两点钟,夏少凡从外边赶回来了,一进屋就道“佩芸,等会儿我去接夕雾。”
“你公司事情很多,忙你的就行,我刚正要安排小琪过去接她们了。”柳佩芸起身给他泡了杯热茶,还将桌下的炉火给揭开,让他先暖和下身子。
“今天的工作都已经忙完了,我去接她。”夏少凡巴不得找各种机会和女儿亲近关系,当然不会错过这种好机会了。
“行,那你两点二十再出发吧,先在家里稍微休息会儿。”
夏少凡喝了一口茶,问她“佩林回来过吗?”
“没有。”柳佩芸摇头,弟弟今天天没亮就去公司里了,配合着公安局调查,还要检查公司里的情况,直到现在都没回来。
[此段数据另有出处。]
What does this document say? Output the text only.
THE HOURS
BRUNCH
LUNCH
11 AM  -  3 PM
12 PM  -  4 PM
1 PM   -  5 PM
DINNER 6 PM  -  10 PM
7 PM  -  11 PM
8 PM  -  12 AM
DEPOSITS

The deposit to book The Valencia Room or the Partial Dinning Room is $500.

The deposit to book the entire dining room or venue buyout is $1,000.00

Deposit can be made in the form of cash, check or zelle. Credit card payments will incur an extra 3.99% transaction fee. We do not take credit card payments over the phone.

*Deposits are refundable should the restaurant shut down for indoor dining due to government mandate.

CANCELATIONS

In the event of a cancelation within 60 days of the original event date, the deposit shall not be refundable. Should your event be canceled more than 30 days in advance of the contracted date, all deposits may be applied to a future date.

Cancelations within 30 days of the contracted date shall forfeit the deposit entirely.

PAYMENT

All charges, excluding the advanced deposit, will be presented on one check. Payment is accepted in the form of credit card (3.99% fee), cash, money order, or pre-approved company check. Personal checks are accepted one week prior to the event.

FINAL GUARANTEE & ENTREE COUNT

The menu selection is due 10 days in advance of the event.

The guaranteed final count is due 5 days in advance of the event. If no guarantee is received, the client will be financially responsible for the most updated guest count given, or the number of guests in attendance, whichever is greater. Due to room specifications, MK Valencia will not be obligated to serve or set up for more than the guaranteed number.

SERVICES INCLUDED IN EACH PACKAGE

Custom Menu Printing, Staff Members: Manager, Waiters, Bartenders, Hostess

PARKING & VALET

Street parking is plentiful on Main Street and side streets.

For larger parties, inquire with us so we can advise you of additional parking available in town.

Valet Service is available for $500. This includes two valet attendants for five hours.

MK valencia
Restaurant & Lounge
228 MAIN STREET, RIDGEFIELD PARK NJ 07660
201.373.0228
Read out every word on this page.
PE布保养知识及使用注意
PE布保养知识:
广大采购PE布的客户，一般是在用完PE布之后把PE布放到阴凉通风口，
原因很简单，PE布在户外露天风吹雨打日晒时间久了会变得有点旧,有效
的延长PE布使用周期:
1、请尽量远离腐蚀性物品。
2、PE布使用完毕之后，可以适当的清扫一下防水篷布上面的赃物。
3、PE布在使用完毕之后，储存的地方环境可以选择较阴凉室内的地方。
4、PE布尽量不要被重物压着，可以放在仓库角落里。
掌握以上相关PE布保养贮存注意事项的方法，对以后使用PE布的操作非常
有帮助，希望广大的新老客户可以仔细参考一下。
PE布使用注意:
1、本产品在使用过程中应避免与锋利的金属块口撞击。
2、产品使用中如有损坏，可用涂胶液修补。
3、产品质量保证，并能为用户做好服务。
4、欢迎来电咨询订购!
夏少凡拿起电话机话筒,拨通了运输公司电话,没人接。他又拨了一回,还是没人接,只好挂了。
“少凡,你调查了冯潇潇没,跟她有没有关系?”柳佩芸很在意这事。
夏少凡摇头“应该跟她没关系。我派人去调查了,她自从婚礼上被老彭的女儿彭景阳泼了染料后一直没在外边露过面。她和老彭住在外边单独买的房子里,前些日子人生病了都是请了医生过去看病的,根本没出过门,平时家里需要的生活用品都是保姆出来购买,也从来没陪老彭去参加过各种应酬。我还派人去找了给她治病的医生查问她的情况,医生说她精神状态特别不好,身体也有些小问题,现在呆在家里吃药休养。”
“既然不是她,那又会是谁呢?”柳佩芸叹了口气。
夏少凡又喝了一口茶,猜测道“我觉得是何雪洁的可能性比较大。”
柳佩芸抬起头来,面色再度凝重了起来,其实她心里也有这样的猜测,咬牙切齿道“她自己肯定没这本事的,十有是花钱找人干的。”
夏少凡没接话,运输公司四周都砌了两米多高的围墙,普通人很难爬进去,而那种常年偷鸡摸狗翻墙干坏事的人却能轻松办到的。而这类人只要有钱,他们什么都愿意干。